CAIRO (AP) — A leading human rights watchdog on Thursday urged Egyptian authorities to allow the family of a prominent activist serving a five-year sentence access to him, and reiterated calls for his immediate release.
For nearly 10 days, Alaa Abdel-Fattah’s family members had not received any word from him and were told by prison officials that he is refusing to meet with them, Amnesty International reported.
The London-based group also urged authorities to urgently grant the United Kingdom consular access to the 40-year-old computer programmer. Abdel-Fattah has been on a hunger strike for nearly 110 days to protest the conditions of his imprisonment, his family had said earlier.
The hunger strike is still going on and there has been no word of Abdel-Fattah’s medical condition. He was sentenced last December to five years on charges of spreading false news, a charge often used to sentence opposition and pro-democracy activists in Egypt.
Earlier this year, Abdel-Fattah gained British citizenship through his mother, Laila Soueif, a math professor at Cairo University who was born in London, his family announced in April.
“He must be granted immediate access to his family and a consular visit and to ensure his protection from renewed torture and other ill-treatment,” Amnesty said in a statement.
Abdel-Fattah, an outspoken dissident, rose to prominence with the 2011 pro-democracy uprisings that swept the Middle East and in Egypt toppled long-time autocrat Hosni Mubarak. Abdel-Fattah spent most of the past decade behind bars and his detention has become a symbol of Egypt’s return to autocratic rule.
On Thursday, Abdel-Fattah’s mother filed a petition with Wadi El-Natrum Prison authorities, asking for an explanation as to why her son is allegedly refusing to receive any visitors, his sister Mona Seif wrote on Twitter.

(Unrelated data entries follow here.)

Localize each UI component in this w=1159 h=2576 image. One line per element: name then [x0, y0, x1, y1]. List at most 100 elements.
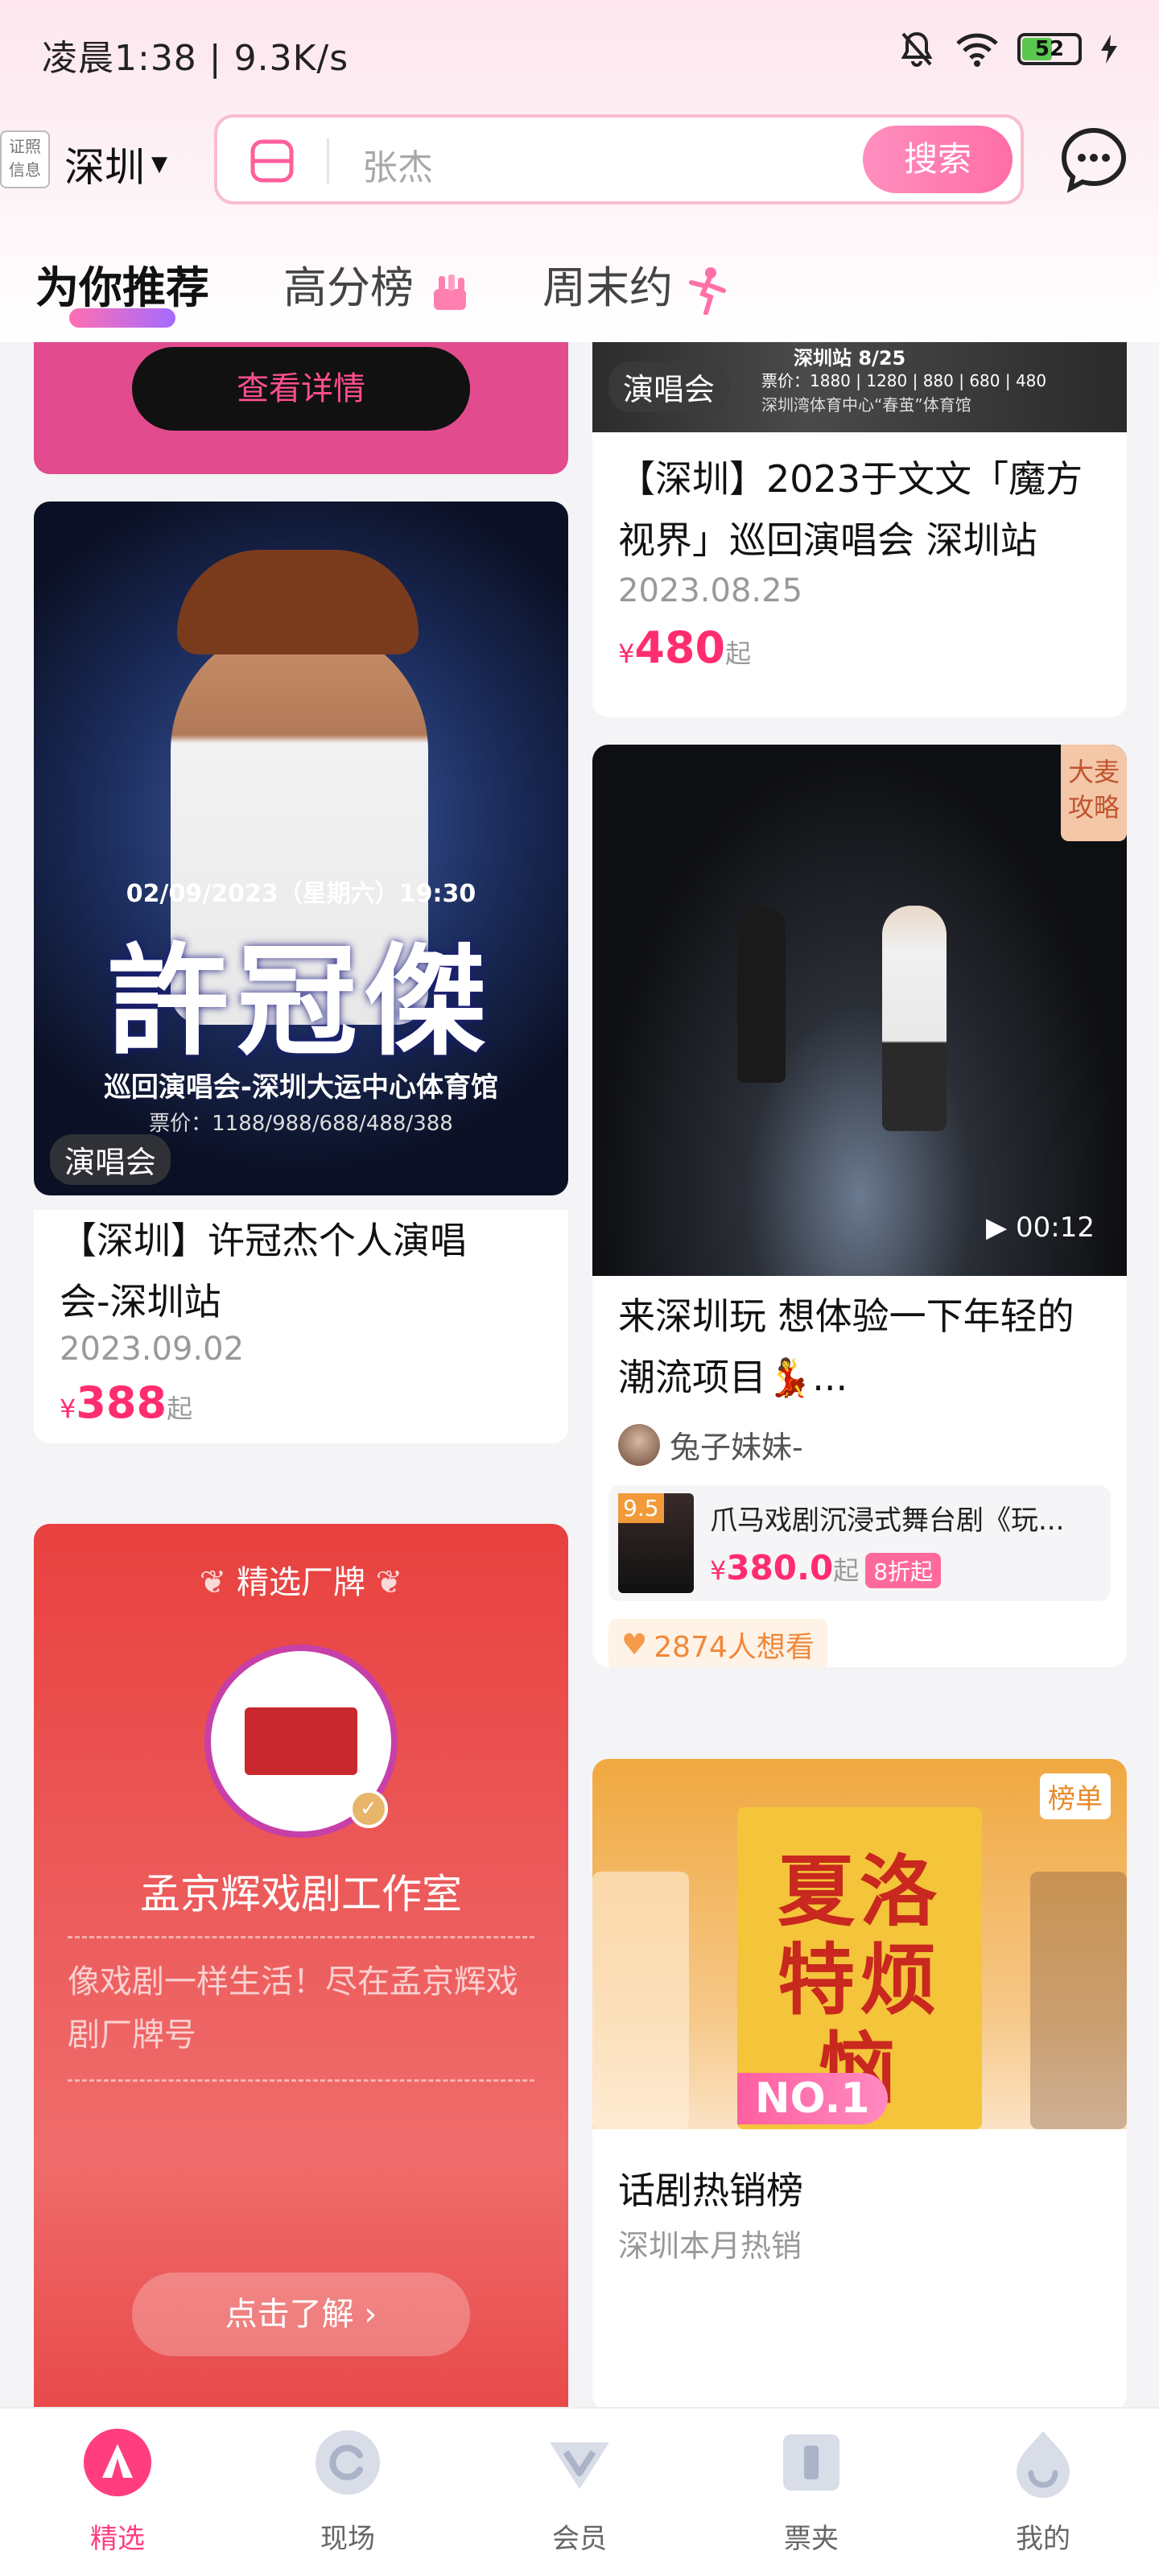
linked-product[interactable]: 9.5 爪马戏剧沉浸式舞台剧《玩... ¥380.0起 8折起: [608, 1485, 1111, 1601]
author-name: 兔子妹妹-: [670, 1430, 803, 1465]
battery-indicator: 52: [1017, 33, 1082, 65]
performer-hat: [177, 550, 419, 654]
recommend-feed: 查看详情 深圳站 8/25 票价：1880 | 1280 | 880 | 680…: [0, 342, 1159, 2407]
concert-card-sam-hui[interactable]: 02/09/2023（星期六）19:30 許冠傑 巡回演唱会-深圳大运中心体育馆…: [34, 502, 568, 1195]
author[interactable]: 兔子妹妹-: [618, 1422, 803, 1467]
tab-weekend-label: 周末约: [542, 262, 673, 313]
card-title: 【深圳】许冠杰个人演唱会-深圳站: [60, 1219, 467, 1323]
currency-symbol: ¥: [710, 1555, 727, 1586]
learn-more-button[interactable]: 点击了解 ›: [132, 2273, 470, 2356]
wifi-icon: [956, 33, 998, 67]
poster-line: 深圳站 8/25: [794, 347, 906, 369]
price-value: 380.0: [726, 1548, 834, 1587]
bottom-navigation: 精选 现场 会员 票夹 我的: [0, 2407, 1159, 2576]
concert-card-yuwenwen[interactable]: 深圳站 8/25 票价：1880 | 1280 | 880 | 680 | 48…: [592, 342, 1127, 717]
brand-header: ❦ 精选厂牌 ❦: [34, 1556, 568, 1603]
charging-icon: [1101, 35, 1117, 64]
promo-card[interactable]: 查看详情: [34, 342, 568, 474]
tab-weekend[interactable]: 周末约: [542, 252, 727, 316]
card-title: 【深圳】2023于文文「魔方视界」巡回演唱会 深圳站: [618, 457, 1083, 562]
ticket-icon: [783, 2434, 839, 2491]
brand-divider-bottom: [68, 2079, 534, 2082]
tab-high-score[interactable]: 高分榜: [283, 252, 474, 316]
tab-recommended[interactable]: 为你推荐: [35, 252, 209, 316]
ranking-poster-area: 夏洛特烦恼 NO.1 榜单: [592, 1759, 1127, 2129]
dancer-icon: [687, 266, 727, 316]
tab-high-score-label: 高分榜: [283, 262, 414, 313]
poster-line: 票价：1880 | 1280 | 880 | 680 | 480: [761, 371, 1047, 390]
status-bar: 凌晨1:38 | 9.3K/s 52: [0, 0, 1159, 105]
video-duration: ▶ 00:12: [986, 1212, 1095, 1244]
category-tag: 演唱会: [608, 361, 730, 412]
product-price: ¥380.0起 8折起: [710, 1548, 942, 1588]
poster-venue: 巡回演唱会-深圳大运中心体育馆: [103, 1071, 499, 1104]
nav-membership-label: 会员: [552, 2523, 607, 2555]
brand-description: 像戏剧一样生活！尽在孟京辉戏剧厂牌号: [68, 1963, 518, 2054]
corner-tag-line1: 大麦: [1067, 757, 1120, 787]
poster-prices: 票价：1188/988/688/488/388: [149, 1112, 453, 1136]
poster-name: 許冠傑: [107, 932, 494, 1072]
live-icon: [316, 2430, 380, 2495]
license-badge-line2: 信息: [9, 160, 41, 180]
video-thumbnail[interactable]: 大麦 攻略 ▶ 00:12: [592, 745, 1127, 1276]
nav-live[interactable]: 现场: [283, 2426, 412, 2556]
message-icon[interactable]: [1059, 126, 1128, 195]
card-price: ¥388起: [60, 1377, 192, 1428]
battery-level: 52: [1034, 37, 1065, 61]
license-info-badge[interactable]: 证照 信息: [0, 130, 50, 188]
learn-more-label: 点击了解: [225, 2296, 354, 2333]
performer-silhouette: [882, 906, 947, 1131]
status-time: 凌晨1:38 | 9.3K/s: [42, 38, 349, 79]
search-button[interactable]: 搜索: [863, 126, 1013, 193]
corner-tag-ranking: 榜单: [1040, 1773, 1111, 1819]
membership-icon: [550, 2442, 609, 2489]
corner-tag-guide: 大麦 攻略: [1061, 745, 1127, 841]
wants-count: ♥ 2874人想看: [608, 1619, 827, 1667]
laurel-right-icon: ❦: [375, 1564, 403, 1601]
price-suffix: 起: [725, 638, 752, 669]
thumbs-up-icon: [427, 271, 474, 311]
status-icons: 52: [897, 29, 1119, 69]
nav-live-label: 现场: [320, 2523, 375, 2555]
duration-text: 00:12: [1016, 1212, 1095, 1244]
ranking-card[interactable]: 夏洛特烦恼 NO.1 榜单 话剧热销榜 深圳本月热销: [592, 1759, 1127, 2407]
poster-line: 深圳湾体育中心“春茧”体育馆: [761, 395, 971, 415]
card-price: ¥480起: [618, 622, 751, 673]
brand-header-label: 精选厂牌: [237, 1564, 365, 1601]
play-icon: ▶: [986, 1212, 1008, 1244]
verified-icon: ✓: [349, 1790, 388, 1828]
concert-poster: 02/09/2023（星期六）19:30 許冠傑 巡回演唱会-深圳大运中心体育馆…: [34, 502, 568, 1195]
category-tabs: 为你推荐 高分榜 周末约: [35, 246, 1130, 334]
city-selector[interactable]: 深圳 ▼: [64, 135, 167, 193]
scan-icon[interactable]: [248, 137, 296, 185]
card-date: 2023.08.25: [618, 572, 803, 609]
corner-tag-line2: 攻略: [1067, 792, 1120, 823]
search-divider: [327, 138, 329, 184]
search-input[interactable]: 张杰: [362, 138, 433, 190]
nav-membership[interactable]: 会员: [515, 2426, 644, 2556]
category-tag: 演唱会: [50, 1134, 171, 1185]
side-poster-right: [1030, 1872, 1127, 2129]
brand-divider-top: [68, 1936, 534, 1938]
background-figure: [737, 906, 786, 1083]
price-value: 388: [76, 1377, 167, 1428]
price-value: 480: [634, 622, 726, 673]
nav-profile[interactable]: 我的: [979, 2426, 1107, 2556]
nav-featured[interactable]: 精选: [53, 2426, 182, 2556]
video-post-card[interactable]: 大麦 攻略 ▶ 00:12 来深圳玩 想体验一下年轻的潮流项目💃... 兔子妹妹…: [592, 745, 1127, 1667]
caret-down-icon: ▼: [151, 152, 167, 176]
discount-badge: 8折起: [865, 1553, 942, 1588]
featured-icon: [84, 2429, 151, 2496]
side-poster-left: [592, 1872, 689, 2129]
concert-card-sam-hui-info[interactable]: 【深圳】许冠杰个人演唱会-深圳站 2023.09.02 ¥388起: [34, 1210, 568, 1443]
nav-tickets[interactable]: 票夹: [747, 2426, 876, 2556]
brand-name: 孟京辉戏剧工作室: [140, 1871, 462, 1918]
card-date: 2023.09.02: [60, 1331, 245, 1368]
nav-featured-label: 精选: [90, 2523, 145, 2555]
laurel-left-icon: ❦: [199, 1564, 227, 1601]
view-details-button[interactable]: 查看详情: [132, 347, 470, 431]
price-suffix: 起: [833, 1555, 860, 1586]
chevron-right-icon: ›: [364, 2296, 377, 2333]
brand-card[interactable]: ❦ 精选厂牌 ❦ ✓ 孟京辉戏剧工作室 像戏剧一样生活！尽在孟京辉戏剧厂牌号 点…: [34, 1524, 568, 2407]
search-bar[interactable]: 张杰 搜索: [214, 114, 1024, 204]
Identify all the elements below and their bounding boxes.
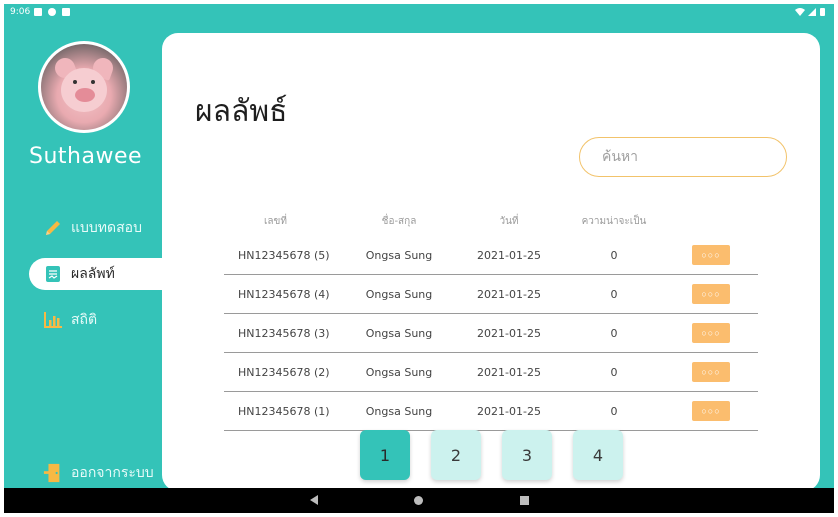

“How is Alaa? Why aren’t we visiting him? What’s happening inside? and what are we waiting for to resolve all of this and get to see him and see for our selves he is well?” his sister said.
She also said their mother had been making a trip every day for five days to the prison, located about 100 kilometers (62 miles) north of Cairo, where the family lives, hoping for any word of him.
Abdel-Fattah was first sentenced in 2014 after being convicted of taking part in an unauthorized protest and allegedly assaulting a police officer. He was released in 2019 after serving a five-year term but was rearrested later that year in a crackdown that followed rare anti-government protests.
The family said at the time that they sought a British passport for Abdel-Fattah as a way out of his “impossible ordeal.” Since then, the family has been asking authorities to grant him access to a consular visit.
Last year, Abdel-Fattah’s family and his Egyptian lawyers accused prison authorities in Cairo’s Tora Prison of torturing him and denying him basic legal rights. They also called for prosecutors to investigate the claims. In April, authorities transferred him from the notorious facility to the newly-inaugurated Wadi El-Natrun Prison.
Since April, Egypt has been releasing political detainees as part of President Abdel Fattah el-Sissi’s efforts to reach out to the political opposition amid grinding economic crisis, spawned by Russia’s invasion of Ukraine.